What if you want to learn more about the companies you’re talking to? Where do you go?

This is a blog post in a series of articles about getting a job in tech. Confused? Here’s the first post

You should be prepared to talk about the company and what the company does - yes, interviewers can tell when you don’t know what you’re talking about and it reflects very poorly.

I make sure to research companies before speaking - if I was looking at jobs in VC for example, I would look at notable companies the firm invested in (companies that I knew about), how many companies they’ve invested in (using Crunchbase), their estimated size of fund, and how many funds deep are they. If I was interviewing at a company, I made sure to look for some notable customers if applicable, information about the product, or - against the will of my high school teachers - I’d read the wikipedia page to get a quick and dirty overview.

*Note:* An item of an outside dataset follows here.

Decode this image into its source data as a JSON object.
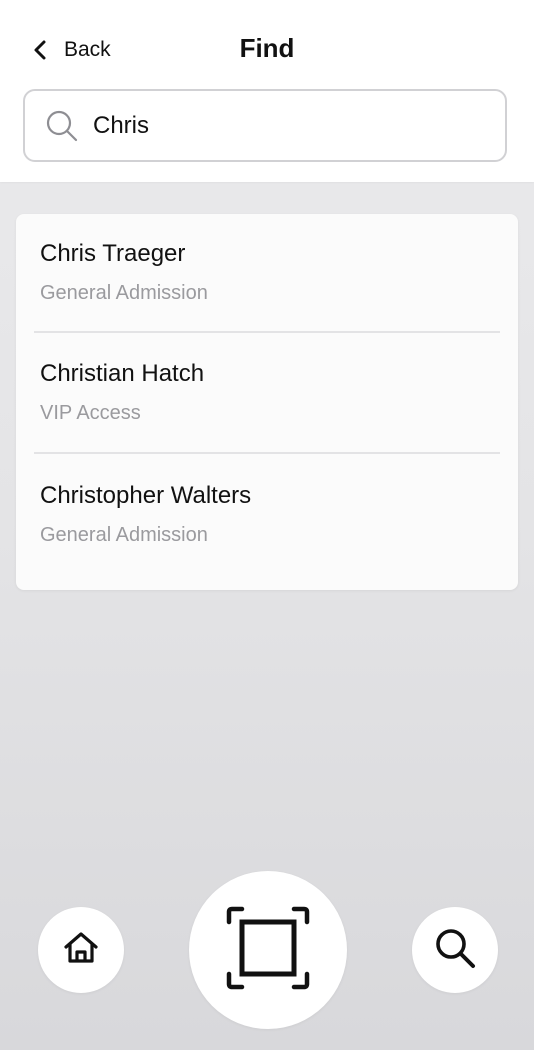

Here are some tools I use and how I use them:

Crunchbase 🔗

Crunchbase is a great way to get an overview about a company - from estimates of size, company acquisitions, valuations, and more. While it’s a great tool to understand the business aspect of a company, it won’t tell you too much about the product. But, a bonus is that it aggregates news articles about a company, cutting down some research time.

Angellist & LinkedIn 🔗

While Angellist and LinkedIn are clearly two separate companies and products, they both can be used in the same way. Both show overviews of the company, people who work at the company, open roles, information about the culture and more. On a site like LinkedIn, you can also learn more about your future interviewers and their interests / backgrounds. In addition, you can use LinkedIn to learn if someone you may know, or if a second degree connection works at a company. (Yeah, go ahead and do a lil’ look up before hand of people, it doesn’t hurt)

News Articles 🔗

Recent press about the company is a critical piece of knowledge for interviews. If a company just raised a new round of funding, that gives you the knowledge that they’re working on something big. If they just released a new product, you can ask questions about it during your interview.

Wikipedia 🔗

As I mentioned above If a company has a wikipedia page, I’ll also go check it out. You might learn something new!

Twitter 🔗

A company is more than just… the company. It’s important to know and see what people are saying about the company, how excited users are for the product.

Bringing it together 🔗

New articles and Twitter are critical in understanding the culture of a company. In the bad cases, you’ll hear about the company and something they should not have done. In the worse cases, you’ll learn about the poor management and how the public really feels about a company. You can use this go catch a glean about the environment and use this to ask yourself the question “Is this a place where I would be safe and feel good enough to succeed? Am I aligned with these decisions?”

Gathering knowledge for the interviews is a powerful way to get a leg up on what you might be getting into and quickly prepare for the interviews.